Whedon and his crew are interesting storytellers in that they like to leave huge gaps, and unanswered questions. For reasons I do not entirely understand - I appear to be attracted to that type of storytelling or its the type I get obsessed with and find myself writing about - while stories that don't do that? I enjoy but seem to forget rather quickly. I don't know why that is. (shrugs) At the same time - the unanswered questions frustrate the heck out of me. (So perhaps, I'm a bit masochistic in this regard?)
The problem with the gaps in this storyline - as you point out - is it is difficult to know for certain why Fred, Wes, and Gunn react the way they do. What do they remember, and what don't they? What memories were replaced? I remember when I saw Eternal Sunshine of the Spotless Mind with cjlasky - cjl pointed out that a big flaw in that story about two lovers who remove all their memories of each other and their love for one another - was if you remove all the memories of a person, you remove everything they were associated with - which is akin to well pulling a strand out of a delicately woven spider web - the whole web unravels.
You have to replace it with something. And when you do, you change the person, who they are, to a degree.
That's why time travel and memory tales are so difficult to pull of in fiction - you have to be careful of the details. You can't skim over them, or the story you are writing will either unravel or have huge plot holes.

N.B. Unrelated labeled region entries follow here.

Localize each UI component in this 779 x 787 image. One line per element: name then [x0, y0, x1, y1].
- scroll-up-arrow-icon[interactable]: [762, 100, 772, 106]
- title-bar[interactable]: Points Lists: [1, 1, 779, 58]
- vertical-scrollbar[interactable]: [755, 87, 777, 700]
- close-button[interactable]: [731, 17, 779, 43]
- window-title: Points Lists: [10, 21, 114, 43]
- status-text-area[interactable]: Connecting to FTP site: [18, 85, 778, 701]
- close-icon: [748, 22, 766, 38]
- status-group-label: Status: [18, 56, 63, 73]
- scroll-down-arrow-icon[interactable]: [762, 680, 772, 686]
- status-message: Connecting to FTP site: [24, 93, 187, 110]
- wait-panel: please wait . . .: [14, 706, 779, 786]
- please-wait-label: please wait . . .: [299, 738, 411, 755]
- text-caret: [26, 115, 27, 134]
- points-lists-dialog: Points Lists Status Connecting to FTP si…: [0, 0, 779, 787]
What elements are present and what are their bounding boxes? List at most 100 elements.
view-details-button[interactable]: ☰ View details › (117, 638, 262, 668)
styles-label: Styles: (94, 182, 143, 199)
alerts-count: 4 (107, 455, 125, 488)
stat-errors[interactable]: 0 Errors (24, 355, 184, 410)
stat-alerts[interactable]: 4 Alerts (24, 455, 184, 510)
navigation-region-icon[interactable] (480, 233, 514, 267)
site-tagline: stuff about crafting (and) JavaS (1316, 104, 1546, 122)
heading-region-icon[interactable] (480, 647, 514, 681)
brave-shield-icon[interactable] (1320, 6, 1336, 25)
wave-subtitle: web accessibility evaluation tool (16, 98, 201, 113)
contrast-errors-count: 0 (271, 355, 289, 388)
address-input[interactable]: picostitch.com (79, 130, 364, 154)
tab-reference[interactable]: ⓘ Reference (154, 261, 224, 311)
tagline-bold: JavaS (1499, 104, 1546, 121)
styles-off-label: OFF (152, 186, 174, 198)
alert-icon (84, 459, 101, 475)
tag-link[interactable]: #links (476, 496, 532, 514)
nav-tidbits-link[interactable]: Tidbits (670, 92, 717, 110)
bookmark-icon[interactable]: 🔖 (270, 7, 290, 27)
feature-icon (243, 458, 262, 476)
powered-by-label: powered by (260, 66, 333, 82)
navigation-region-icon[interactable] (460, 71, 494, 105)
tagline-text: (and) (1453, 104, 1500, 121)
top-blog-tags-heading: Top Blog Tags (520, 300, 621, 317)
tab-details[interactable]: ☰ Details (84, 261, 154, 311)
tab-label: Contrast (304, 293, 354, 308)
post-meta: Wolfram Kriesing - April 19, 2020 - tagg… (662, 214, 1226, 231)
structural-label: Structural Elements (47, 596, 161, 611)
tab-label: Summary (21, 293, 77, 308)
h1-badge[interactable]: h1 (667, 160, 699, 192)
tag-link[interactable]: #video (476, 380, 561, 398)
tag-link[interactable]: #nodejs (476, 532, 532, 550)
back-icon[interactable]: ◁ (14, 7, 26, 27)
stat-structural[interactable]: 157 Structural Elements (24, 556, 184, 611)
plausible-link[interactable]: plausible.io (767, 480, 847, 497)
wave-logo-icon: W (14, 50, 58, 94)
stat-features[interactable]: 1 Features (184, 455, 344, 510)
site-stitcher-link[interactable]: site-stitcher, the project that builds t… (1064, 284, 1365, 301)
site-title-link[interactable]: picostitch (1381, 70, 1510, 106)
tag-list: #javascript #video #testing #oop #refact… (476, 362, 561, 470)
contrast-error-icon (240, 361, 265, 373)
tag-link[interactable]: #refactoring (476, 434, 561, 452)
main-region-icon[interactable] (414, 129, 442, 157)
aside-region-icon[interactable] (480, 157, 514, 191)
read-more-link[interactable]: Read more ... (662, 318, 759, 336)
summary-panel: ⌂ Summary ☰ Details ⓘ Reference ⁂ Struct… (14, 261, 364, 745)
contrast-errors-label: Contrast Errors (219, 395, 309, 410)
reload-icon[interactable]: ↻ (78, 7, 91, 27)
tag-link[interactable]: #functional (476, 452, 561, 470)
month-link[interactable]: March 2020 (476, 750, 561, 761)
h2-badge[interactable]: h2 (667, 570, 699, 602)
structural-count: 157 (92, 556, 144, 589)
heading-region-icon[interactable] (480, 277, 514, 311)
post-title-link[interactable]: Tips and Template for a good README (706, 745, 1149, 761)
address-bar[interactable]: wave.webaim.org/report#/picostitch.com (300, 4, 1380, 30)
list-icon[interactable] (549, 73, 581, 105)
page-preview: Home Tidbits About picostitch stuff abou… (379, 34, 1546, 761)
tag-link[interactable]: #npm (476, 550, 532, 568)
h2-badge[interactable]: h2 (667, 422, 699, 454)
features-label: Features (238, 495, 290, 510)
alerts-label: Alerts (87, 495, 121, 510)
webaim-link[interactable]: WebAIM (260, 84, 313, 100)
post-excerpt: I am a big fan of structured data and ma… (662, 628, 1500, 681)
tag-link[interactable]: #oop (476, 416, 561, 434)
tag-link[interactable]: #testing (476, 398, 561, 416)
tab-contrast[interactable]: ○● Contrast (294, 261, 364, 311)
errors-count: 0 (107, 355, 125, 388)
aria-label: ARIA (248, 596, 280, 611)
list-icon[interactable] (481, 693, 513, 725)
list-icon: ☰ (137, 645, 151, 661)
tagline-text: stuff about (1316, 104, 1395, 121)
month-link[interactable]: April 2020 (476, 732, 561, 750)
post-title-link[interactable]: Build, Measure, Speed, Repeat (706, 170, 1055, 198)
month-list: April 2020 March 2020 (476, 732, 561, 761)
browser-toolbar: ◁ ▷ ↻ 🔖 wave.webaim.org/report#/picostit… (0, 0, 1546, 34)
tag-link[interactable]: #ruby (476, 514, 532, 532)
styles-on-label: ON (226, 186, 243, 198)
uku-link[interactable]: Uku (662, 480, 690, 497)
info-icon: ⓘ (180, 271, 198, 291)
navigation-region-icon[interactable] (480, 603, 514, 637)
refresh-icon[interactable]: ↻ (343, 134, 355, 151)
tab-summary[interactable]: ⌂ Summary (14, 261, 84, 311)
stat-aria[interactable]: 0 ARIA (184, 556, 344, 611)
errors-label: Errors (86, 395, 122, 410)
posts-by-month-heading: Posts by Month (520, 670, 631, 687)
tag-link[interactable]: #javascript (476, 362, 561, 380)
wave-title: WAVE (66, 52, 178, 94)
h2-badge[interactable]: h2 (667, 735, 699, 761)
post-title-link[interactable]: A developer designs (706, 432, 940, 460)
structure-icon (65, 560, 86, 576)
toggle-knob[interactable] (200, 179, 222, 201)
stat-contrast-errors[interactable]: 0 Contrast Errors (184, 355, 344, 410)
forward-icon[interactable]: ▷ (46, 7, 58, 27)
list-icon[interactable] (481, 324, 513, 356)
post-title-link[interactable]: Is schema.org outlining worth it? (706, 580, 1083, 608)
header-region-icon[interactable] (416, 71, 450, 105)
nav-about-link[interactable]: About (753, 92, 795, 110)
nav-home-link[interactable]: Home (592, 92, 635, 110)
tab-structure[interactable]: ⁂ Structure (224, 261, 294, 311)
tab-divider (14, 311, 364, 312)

So... I agree. We aren't given much information, and as many fans stated at the time - Home felt a bit like a huge "reset" button. Almost as if the writers wrote themselves into a corner, couldn't figure a way out and ran out of juice, so chose to hit a reset button as a means of telling the story they wanted to tell, while not having to deal with all the baggage from the previous one. I get the feeling that the network may have a hand in this - I remember at the time that Angel was on the brink of cancellation - and Whedon kept pitching storylines at the network, until he finally came up with one that appeared from their perspective to be more episodic in character and less dark and serialized.